Seasonal trends are well-known in the United States. In the U.S., traders who follow the advice to “sell in May” know the best six months just started.

However, end-of-year trends exist in markets outside the U.S., too.

Strong Seasonal Trends

Charts show strong seasonal uptrends are beginning in Germany, Sweden and Japan. ETFs allow U.S.-based investors to benefit from these trends.

Now is a great time of year to be a short-term trader. That’s because seasonal trends are showing buy signals in stock markets around the world.

An ETF, or exchange-traded fund, is an investment fund that tracks an index. The manager will buy or sell whatever’s required to deliver the same performance as an index.

To find trades, I looked for seasonal uptrends in charts of global indexes. There were many. But not all trends were up. The chart above in the lower right corner shows a strong downtrend.

The chart in the upper left corner is the seasonal trend in the iShares MSCI Germany ETF (NYSE: EWG). This is an ETF that tracks the DAX Index, a benchmark index for German stocks.

I created a simple trading strategy for this and the other ETFs. If the seasonal trend is up and the ETF is above its 200-day moving average, buy call options on the ETF.

A call option gives the buyer the right, but not the obligation, to buy the ETF at a specified price at any time before the option expires. You won’t have to exercise the option to collect a gain. You could simply close the option with a sell order.

Options offer defined risks. You can never lose more than what you paid for the option. This means risks are small in dollar terms since options usually trade for just a few hundred dollars or less.

For EWG, traders could buy January 18 $33 call options for about $100. This is the right to buy 100 shares of EWG at $33 any time before January 18. If EWG trades at $35 before the end of the year, gaining about 6%, this option will deliver a gain of at least 100%.

So, the risk is $100, and the possible gain is more than $100 on the trade. But how likely is it that EWG will gain 6%?

Well, in the past 20 years, EWG gained an average of 9.5% in the last two months of the year. Of the 12 trade signals, 11 were winners (91.7%).

Larger Potential Returns

The iShares MSCI Sweden Capped ETF (NYSE: EWD) is also a reliable trade.
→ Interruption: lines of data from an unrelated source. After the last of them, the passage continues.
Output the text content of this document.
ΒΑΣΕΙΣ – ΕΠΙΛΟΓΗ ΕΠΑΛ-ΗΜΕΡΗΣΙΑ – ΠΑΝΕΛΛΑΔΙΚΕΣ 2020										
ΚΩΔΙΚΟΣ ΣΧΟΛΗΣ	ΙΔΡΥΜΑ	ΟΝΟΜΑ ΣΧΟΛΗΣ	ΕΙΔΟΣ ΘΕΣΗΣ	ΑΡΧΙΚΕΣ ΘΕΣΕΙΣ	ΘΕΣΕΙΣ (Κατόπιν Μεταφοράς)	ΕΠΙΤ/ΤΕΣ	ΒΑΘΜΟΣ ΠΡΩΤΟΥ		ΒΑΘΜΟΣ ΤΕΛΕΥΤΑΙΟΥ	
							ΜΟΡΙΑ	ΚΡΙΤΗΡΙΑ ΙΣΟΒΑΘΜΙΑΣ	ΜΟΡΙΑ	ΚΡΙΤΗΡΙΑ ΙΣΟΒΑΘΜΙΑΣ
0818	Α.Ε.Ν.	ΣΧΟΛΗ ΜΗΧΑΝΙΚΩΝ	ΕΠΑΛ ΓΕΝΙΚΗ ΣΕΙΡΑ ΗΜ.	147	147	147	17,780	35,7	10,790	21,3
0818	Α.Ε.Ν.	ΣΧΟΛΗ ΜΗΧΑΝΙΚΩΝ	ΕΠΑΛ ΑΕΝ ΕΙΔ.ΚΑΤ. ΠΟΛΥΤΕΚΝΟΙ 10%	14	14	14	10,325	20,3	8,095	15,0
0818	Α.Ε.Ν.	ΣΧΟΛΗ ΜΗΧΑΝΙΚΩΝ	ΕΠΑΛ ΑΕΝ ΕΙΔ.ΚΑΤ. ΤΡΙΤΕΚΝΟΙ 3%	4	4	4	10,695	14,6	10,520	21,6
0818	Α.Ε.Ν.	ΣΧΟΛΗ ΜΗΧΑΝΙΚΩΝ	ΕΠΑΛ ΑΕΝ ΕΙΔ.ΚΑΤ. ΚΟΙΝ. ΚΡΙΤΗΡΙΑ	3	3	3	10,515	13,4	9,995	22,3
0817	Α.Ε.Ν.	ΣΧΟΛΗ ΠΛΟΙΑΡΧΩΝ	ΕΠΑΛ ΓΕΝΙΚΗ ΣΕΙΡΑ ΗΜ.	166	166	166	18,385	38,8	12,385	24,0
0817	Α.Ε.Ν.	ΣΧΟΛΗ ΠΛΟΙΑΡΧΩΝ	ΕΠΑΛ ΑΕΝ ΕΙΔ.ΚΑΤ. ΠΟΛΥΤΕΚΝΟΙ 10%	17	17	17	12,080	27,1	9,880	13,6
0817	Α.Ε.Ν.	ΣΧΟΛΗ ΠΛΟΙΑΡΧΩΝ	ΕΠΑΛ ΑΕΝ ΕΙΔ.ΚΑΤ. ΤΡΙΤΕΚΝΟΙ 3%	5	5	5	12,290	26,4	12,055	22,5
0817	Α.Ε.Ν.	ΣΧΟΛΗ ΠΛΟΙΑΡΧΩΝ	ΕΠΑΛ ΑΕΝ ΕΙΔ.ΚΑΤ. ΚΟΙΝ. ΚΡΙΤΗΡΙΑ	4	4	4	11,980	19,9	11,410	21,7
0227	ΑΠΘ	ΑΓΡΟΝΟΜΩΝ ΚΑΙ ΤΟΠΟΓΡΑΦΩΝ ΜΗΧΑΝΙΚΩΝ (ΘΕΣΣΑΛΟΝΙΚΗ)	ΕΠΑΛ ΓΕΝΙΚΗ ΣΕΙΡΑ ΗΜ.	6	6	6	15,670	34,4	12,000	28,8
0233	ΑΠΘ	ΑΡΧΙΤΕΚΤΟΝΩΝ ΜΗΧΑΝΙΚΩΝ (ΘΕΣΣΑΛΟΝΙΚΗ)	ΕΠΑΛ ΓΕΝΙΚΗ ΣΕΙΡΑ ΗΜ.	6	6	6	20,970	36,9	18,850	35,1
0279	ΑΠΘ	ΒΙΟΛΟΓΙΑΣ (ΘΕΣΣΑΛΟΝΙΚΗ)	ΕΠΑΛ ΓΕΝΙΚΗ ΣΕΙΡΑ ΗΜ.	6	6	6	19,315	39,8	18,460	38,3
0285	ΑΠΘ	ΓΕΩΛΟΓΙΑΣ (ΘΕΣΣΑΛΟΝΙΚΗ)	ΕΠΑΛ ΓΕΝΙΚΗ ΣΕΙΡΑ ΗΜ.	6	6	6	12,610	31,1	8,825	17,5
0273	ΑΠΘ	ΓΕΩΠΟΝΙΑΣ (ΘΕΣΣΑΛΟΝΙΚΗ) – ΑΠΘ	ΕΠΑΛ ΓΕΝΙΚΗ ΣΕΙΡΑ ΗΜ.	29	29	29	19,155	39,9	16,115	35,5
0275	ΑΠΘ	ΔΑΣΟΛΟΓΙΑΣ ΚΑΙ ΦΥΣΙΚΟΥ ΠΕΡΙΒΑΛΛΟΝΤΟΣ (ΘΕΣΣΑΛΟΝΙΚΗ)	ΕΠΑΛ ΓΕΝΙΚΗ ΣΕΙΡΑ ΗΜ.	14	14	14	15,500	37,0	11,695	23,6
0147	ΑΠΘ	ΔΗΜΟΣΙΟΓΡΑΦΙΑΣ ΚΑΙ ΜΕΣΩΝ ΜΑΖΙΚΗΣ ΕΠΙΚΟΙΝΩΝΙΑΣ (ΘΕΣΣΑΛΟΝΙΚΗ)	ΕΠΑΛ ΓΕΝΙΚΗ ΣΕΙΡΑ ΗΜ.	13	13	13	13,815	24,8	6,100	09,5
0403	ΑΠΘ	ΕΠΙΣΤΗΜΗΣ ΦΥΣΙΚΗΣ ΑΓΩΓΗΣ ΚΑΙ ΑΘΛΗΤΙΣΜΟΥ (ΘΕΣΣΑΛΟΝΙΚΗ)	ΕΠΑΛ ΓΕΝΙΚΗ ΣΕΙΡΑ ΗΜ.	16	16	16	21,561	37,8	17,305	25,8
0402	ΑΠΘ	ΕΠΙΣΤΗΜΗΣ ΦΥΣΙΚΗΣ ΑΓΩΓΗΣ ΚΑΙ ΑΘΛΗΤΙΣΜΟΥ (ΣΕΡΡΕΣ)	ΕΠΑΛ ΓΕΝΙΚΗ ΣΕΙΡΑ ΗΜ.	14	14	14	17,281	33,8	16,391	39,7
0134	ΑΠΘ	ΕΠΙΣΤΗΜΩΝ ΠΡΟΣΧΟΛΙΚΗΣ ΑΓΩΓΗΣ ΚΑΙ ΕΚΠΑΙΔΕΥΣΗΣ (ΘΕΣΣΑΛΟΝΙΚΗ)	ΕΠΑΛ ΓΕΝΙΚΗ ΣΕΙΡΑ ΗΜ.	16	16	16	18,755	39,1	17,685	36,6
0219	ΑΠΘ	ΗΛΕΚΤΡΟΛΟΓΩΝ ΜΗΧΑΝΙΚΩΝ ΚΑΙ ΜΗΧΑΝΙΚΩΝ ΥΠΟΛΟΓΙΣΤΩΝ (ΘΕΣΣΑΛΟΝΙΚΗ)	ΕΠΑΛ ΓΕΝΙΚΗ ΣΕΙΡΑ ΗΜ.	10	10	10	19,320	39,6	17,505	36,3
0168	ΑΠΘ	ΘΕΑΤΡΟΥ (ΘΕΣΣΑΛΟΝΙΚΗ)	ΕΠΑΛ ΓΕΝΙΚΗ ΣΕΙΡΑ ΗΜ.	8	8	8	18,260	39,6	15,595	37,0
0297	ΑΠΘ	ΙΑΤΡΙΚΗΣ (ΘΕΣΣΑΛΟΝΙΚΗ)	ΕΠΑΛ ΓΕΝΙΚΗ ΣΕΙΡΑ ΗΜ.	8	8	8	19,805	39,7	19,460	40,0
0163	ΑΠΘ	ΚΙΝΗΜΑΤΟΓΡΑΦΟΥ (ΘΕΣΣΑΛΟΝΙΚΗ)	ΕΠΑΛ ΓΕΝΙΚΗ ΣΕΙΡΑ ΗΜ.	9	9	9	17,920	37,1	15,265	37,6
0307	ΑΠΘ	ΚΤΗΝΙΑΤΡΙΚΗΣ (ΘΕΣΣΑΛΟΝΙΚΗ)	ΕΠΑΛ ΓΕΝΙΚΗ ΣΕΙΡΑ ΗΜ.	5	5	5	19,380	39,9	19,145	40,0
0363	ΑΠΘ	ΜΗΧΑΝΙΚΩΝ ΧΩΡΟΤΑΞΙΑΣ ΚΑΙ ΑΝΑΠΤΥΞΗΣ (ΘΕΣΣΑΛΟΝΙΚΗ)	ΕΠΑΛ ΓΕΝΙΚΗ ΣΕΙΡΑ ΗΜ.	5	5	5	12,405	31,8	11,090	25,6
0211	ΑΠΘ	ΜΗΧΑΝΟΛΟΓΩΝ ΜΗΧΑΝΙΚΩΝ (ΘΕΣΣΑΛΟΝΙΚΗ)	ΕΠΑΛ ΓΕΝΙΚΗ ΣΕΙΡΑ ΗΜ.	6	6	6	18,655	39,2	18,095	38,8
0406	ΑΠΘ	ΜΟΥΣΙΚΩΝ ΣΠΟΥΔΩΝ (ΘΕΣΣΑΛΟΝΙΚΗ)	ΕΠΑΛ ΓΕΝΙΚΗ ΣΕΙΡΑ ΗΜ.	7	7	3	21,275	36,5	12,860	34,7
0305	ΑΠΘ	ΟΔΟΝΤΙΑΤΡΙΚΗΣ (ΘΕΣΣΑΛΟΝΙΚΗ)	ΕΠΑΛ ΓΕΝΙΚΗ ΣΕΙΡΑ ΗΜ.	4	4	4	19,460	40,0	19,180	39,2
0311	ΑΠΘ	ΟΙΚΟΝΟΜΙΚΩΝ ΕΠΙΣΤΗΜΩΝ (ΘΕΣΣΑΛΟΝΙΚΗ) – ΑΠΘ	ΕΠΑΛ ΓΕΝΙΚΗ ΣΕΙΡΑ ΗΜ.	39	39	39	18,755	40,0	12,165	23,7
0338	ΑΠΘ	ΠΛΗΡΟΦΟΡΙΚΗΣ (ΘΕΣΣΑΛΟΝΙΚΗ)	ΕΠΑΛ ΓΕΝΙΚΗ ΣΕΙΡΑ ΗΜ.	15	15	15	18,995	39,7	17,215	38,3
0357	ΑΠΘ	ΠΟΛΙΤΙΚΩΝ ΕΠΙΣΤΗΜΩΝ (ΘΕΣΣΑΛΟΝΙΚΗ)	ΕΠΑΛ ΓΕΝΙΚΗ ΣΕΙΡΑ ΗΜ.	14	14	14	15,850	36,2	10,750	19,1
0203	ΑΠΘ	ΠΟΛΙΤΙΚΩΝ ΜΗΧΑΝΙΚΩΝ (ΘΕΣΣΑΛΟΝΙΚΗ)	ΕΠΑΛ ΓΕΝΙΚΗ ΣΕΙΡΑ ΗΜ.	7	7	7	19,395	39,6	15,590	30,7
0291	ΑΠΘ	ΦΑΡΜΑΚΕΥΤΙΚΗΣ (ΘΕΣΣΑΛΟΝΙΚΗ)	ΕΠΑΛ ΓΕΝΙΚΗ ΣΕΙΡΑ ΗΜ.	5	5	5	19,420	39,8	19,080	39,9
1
Call options expiring in March offer a way to benefit from this trend. In the past 20 years, there were 11 buy signals and 10 winners (90.9%). On average, EWD gained 8.2% in the last two months of the year.

There’s another strong seasonal trend in Japan. Here, the WisdomTree Japan Hedged Equity ETF (NYSE: DXJ) is the best ETF to use. This ETF hedges currency risks and closely duplicates the performance of stocks in Japan.

DXJ gave just four buy signals over the past 10 years, but each one was a winner. The average gain was 8.2%.

There are also some downtrends at this time of year. You can see the iShares JPMorgan U.S. Dollar Emerging Markets Bond ETF (NYSE: EMB) in the chart above in the lower right corner. This ETF has a strong downtrend, falling more than 80% in the last two months of the year.

Put options allow us to benefit from downtrends. They increase in value when a stock or ETF declines in value. Puts also have limited risk, sell for a few hundred dollars or less and offer larger potential returns in percentage terms.

A January put option in EMB offers exposure to the ETF’s expected downtrend.